New “go to” author for 2nd-6th grade – Cheryl Bardoe

mammoths and mastodonsbehold the beautiful dung beetle

Cheryl Bardoe is a new “go to” author for me when considering informational texts for grades 2-6. I reviewed and made suggestions for teaching with Behold the Beautiful Dung Beetle awhile back – LOVE THAT BOOK. So I looked to see what else she’s written as far as non-narrative texts and found Mammoths and Mastodons: Titans of the Ice Age (Abrams Books for Young Readers, 2011). Again – REALLY well written and accessible to our readers in grades 3-6. I’d put both in my classroom library after book talking and reading aloud a bit of each. They’d each make for interesting written/sketched/labeled responses as well. Below is my review of this book which received an Orbis Pictus Honor for Outstanding Nonfiction.

So well written. Easily accessible to fluent readers–savvy 3rd grade through 6th grade students. Bardoe’s writing is cohesive–the reader can follow where she’s going and how she’s developing main/central ideas. Also, this is not just a book about mammoths and mastodons – two of the main/central ideas are that scientists use fossil evidence as well as current observations of distant relatives to the mammoths and mastodons to create a picture of their behaviors and habits and this information could be vital in sustaining the livelihood of their distant cousin, the elephant. Also, there are many players in this endeavor – different kinds of scientists, different institutions and everyday people like the young boy who discovered a baby woolly mammoth in the ice/snow in the Arctic circle in the far northern region of the Russian Federation.

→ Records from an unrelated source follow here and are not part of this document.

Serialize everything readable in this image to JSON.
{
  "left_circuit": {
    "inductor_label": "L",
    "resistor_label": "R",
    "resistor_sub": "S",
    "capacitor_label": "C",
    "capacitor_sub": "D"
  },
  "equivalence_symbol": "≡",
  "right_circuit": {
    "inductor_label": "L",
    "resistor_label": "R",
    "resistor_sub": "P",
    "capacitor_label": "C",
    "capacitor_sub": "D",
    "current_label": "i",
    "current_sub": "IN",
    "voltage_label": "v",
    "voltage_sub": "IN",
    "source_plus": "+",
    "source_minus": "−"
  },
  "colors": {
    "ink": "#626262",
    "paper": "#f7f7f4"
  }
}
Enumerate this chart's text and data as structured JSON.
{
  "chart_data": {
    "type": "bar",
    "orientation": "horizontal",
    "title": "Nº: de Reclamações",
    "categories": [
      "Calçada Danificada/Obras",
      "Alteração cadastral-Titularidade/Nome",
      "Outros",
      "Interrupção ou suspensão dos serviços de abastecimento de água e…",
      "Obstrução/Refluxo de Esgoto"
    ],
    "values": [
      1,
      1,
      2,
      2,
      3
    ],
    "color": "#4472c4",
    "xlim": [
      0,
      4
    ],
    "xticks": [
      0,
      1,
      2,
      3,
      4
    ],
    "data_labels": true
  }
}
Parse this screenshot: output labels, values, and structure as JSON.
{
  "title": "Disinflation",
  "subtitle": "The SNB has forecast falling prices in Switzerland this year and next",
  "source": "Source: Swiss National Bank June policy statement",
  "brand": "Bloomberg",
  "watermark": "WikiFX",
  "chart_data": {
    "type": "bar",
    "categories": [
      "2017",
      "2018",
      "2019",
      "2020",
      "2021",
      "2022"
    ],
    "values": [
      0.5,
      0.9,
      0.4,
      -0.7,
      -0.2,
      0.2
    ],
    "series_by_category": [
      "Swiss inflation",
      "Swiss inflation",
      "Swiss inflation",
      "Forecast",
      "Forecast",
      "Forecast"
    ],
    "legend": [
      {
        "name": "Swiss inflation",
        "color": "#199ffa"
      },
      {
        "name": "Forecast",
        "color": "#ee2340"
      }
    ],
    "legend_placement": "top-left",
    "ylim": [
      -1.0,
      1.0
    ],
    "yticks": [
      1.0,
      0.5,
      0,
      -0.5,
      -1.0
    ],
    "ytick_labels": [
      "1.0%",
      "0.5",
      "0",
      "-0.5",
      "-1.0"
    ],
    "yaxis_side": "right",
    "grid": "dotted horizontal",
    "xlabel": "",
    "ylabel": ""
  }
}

Bardoe is aware of her audience developmentally. For example, she starts the book with the anecdote about the young boy and his brother discovering a “mysterious creature” and going home to tell their dad. She titles one chapter “The Mammoth Name Game” and has a little quiz to start. She has another chapter “Piecing Together Mammoth Reality” that is a series of “episodes” where she asks the reader to imagine themselves with a film camera ready to create a documentary and then takes them back to a probable scene in the prehistoric life of a mammoth. None of this gets in the way of the hard content, though.

Photos, maps, and features are well chosen – supporting and extending the text.

I’m looking forward to seeing what she writes next!